The two lessons use wind data from a NDBC buoy offshore Monterey Bay, CA and ocean current data from the Ocean Observatories Initiative Endurance Array off the coasts of Washington and Oregon. The notebooks are available online in a Github repository.
- Tip: In addition to viewing notebooks on Github in a static format, you can also click the “Open in Colab” badge at the top of each notebook to open them up in an interactive environment on the cloud.
These two notebooks are designed so that they could be used as standalone tutorials to get started working with NDBC wind data or OOI Acoustic Doppler Current Profiler (ADCP) data.
The notebooks were first used during live coding sessions over Zoom. Before starting, the students download starter code and data from a Github repository. The notebooks contain explanatory text, some pre-written code and prompts for activities.
- Explanatory text is included to allow students to focus on understanding what is happening at each step of the tutorial, without having to switch between writing code and taking notes (although they can expand on the text or write comments if they wish). This makes the process less overwhelming than a blank slate. In an online environment, I also used the text boxes to include background material and images that might have been shown on a separate slide presentation when in person.
- Pre-written code is included to allow students focus solely on the new concepts and their implementation. This might include preliminary steps like importing libraries or loading data. The pre-written code is also sometimes designed to be modified by the students, allowing them to experiment with different parameters or options in an interactive way.
- Exercises are a key part of the notebooks. Regular exercises allow students to check their understanding of the material. These exercises range from quick check-ins, where students answer on a Zoom poll or chat, to longer sets of exercises completed in breakout rooms.
- Accessing custom OOI data through the portal can be daunting for a first-time user. I generated data files with my own account, which the students can then access in two ways: (1) they can access the data remotely with an OpenDAP link that I provide, and (2) I also include a separate data file in the Github repository containing the starter code.
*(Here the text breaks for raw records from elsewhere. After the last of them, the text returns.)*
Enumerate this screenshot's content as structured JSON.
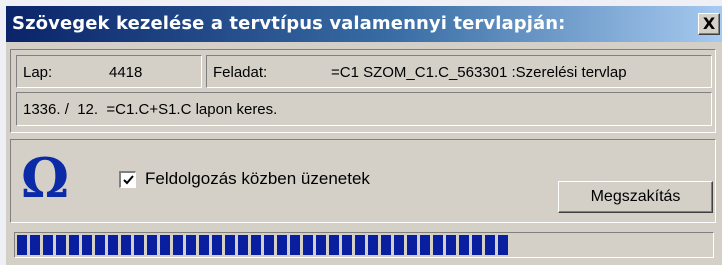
{
  "window": {
    "title": "Szövegek kezelése a tervtípus valamennyi tervlapján:",
    "close_glyph": "X"
  },
  "info": {
    "lap_label": "Lap:",
    "lap_value": "4418",
    "feladat_label": "Feladat:",
    "feladat_value": "=C1 SZOM_C1.C_563301 :Szerelési tervlap",
    "status_text": "1336. /  12.  =C1.C+S1.C lapon keres."
  },
  "controls": {
    "icon": "omega-icon",
    "checkbox_label": "Feldolgozás közben üzenetek",
    "checkbox_checked": true,
    "cancel_label": "Megszakítás"
  },
  "progress": {
    "fraction": 0.71
  },
  "colors": {
    "title_gradient_start": "#0a246a",
    "title_gradient_end": "#a6caf0",
    "progress_block": "#0a1fa0",
    "omega": "#0a2aa8",
    "dialog_face": "#d4d0c8"
  }
}
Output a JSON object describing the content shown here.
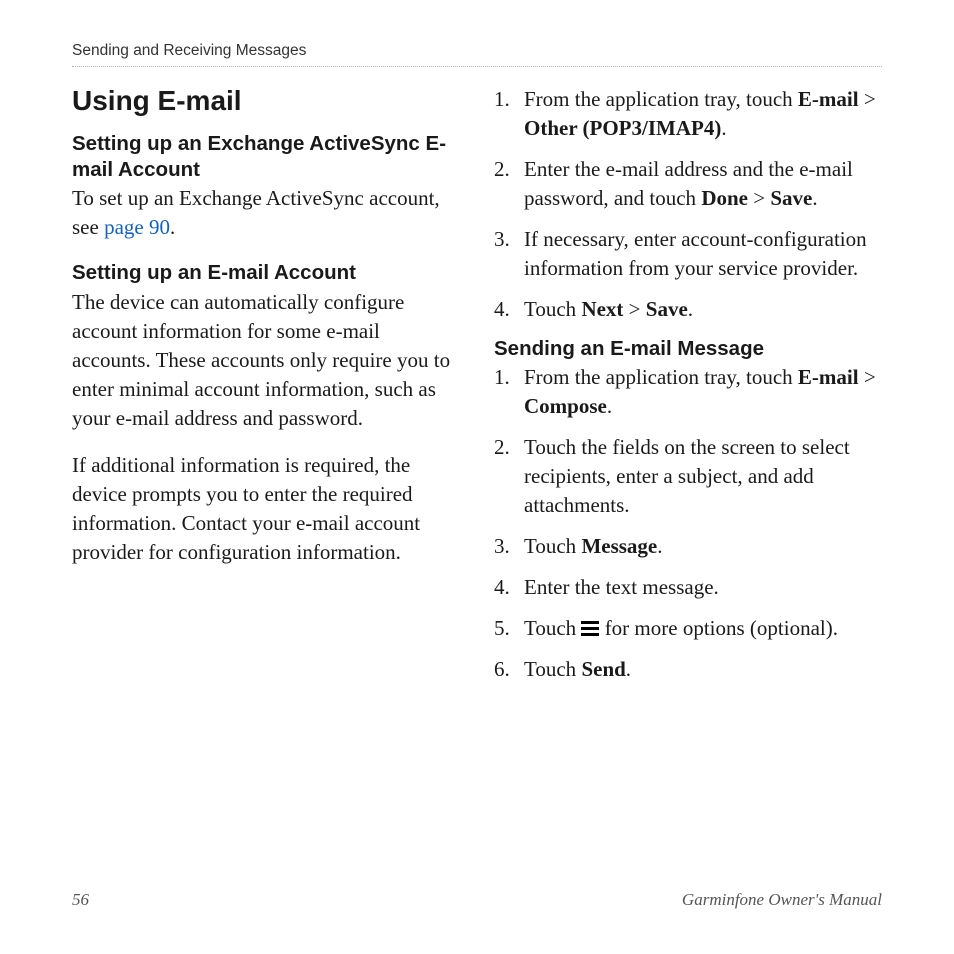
{
  "header": {
    "running": "Sending and Receiving Messages"
  },
  "left": {
    "h1": "Using E-mail",
    "sec1_title": "Setting up an Exchange ActiveSync E-mail Account",
    "sec1_body_a": "To set up an Exchange ActiveSync account, see ",
    "sec1_link": "page 90",
    "sec1_body_b": ".",
    "sec2_title": "Setting up an E-mail Account",
    "sec2_p1": "The device can automatically configure account information for some e-mail accounts. These accounts only require you to enter minimal account information, such as your e-mail address and password.",
    "sec2_p2": "If additional information is required, the device prompts you to enter the required information. Contact your e-mail account provider for configuration information."
  },
  "right": {
    "listA": {
      "i1_a": "From the application tray, touch ",
      "i1_b": "E-mail",
      "i1_c": " > ",
      "i1_d": "Other (POP3/IMAP4)",
      "i1_e": ".",
      "i2_a": "Enter the e-mail address and the e-mail password, and touch ",
      "i2_b": "Done",
      "i2_c": " > ",
      "i2_d": "Save",
      "i2_e": ".",
      "i3": "If necessary, enter account-configuration information from your service provider.",
      "i4_a": "Touch ",
      "i4_b": "Next",
      "i4_c": " > ",
      "i4_d": "Save",
      "i4_e": "."
    },
    "sec3_title": "Sending an E-mail Message",
    "listB": {
      "i1_a": "From the application tray, touch ",
      "i1_b": "E-mail",
      "i1_c": " > ",
      "i1_d": "Compose",
      "i1_e": ".",
      "i2": "Touch the fields on the screen to select recipients, enter a subject, and add attachments.",
      "i3_a": "Touch ",
      "i3_b": "Message",
      "i3_c": ".",
      "i4": "Enter the text message.",
      "i5_a": "Touch ",
      "i5_b": " for more options (optional).",
      "i6_a": "Touch ",
      "i6_b": "Send",
      "i6_c": "."
    }
  },
  "footer": {
    "page": "56",
    "title": "Garminfone Owner's Manual"
  }
}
The second method was helpful for students with less internet bandwidth. It is important to give them enough time to download the repository (over a break, or starting at the beginning of class).
- The size of the data sets can present technology issues, whether teaching online or in person. Pseudocolor plots of the ADCP data (like in the above figure) can take a long time to generate on personal computers with less processing power. Shifting the computation to the cloud using using Google Colab is one way to avoid this problem. This is the approach I take in classes where the programming itself is not a major focus.
- For courses with a programming focus, the OOI ADCP data is helpful for introducing students to the xarray package in Python. This package is amazing for working with data sets that have multiple dimensions (time and depth in this case).
In the future, I am excited about using the new OOI Data Explorer tool to allow students to quickly build customized data sets.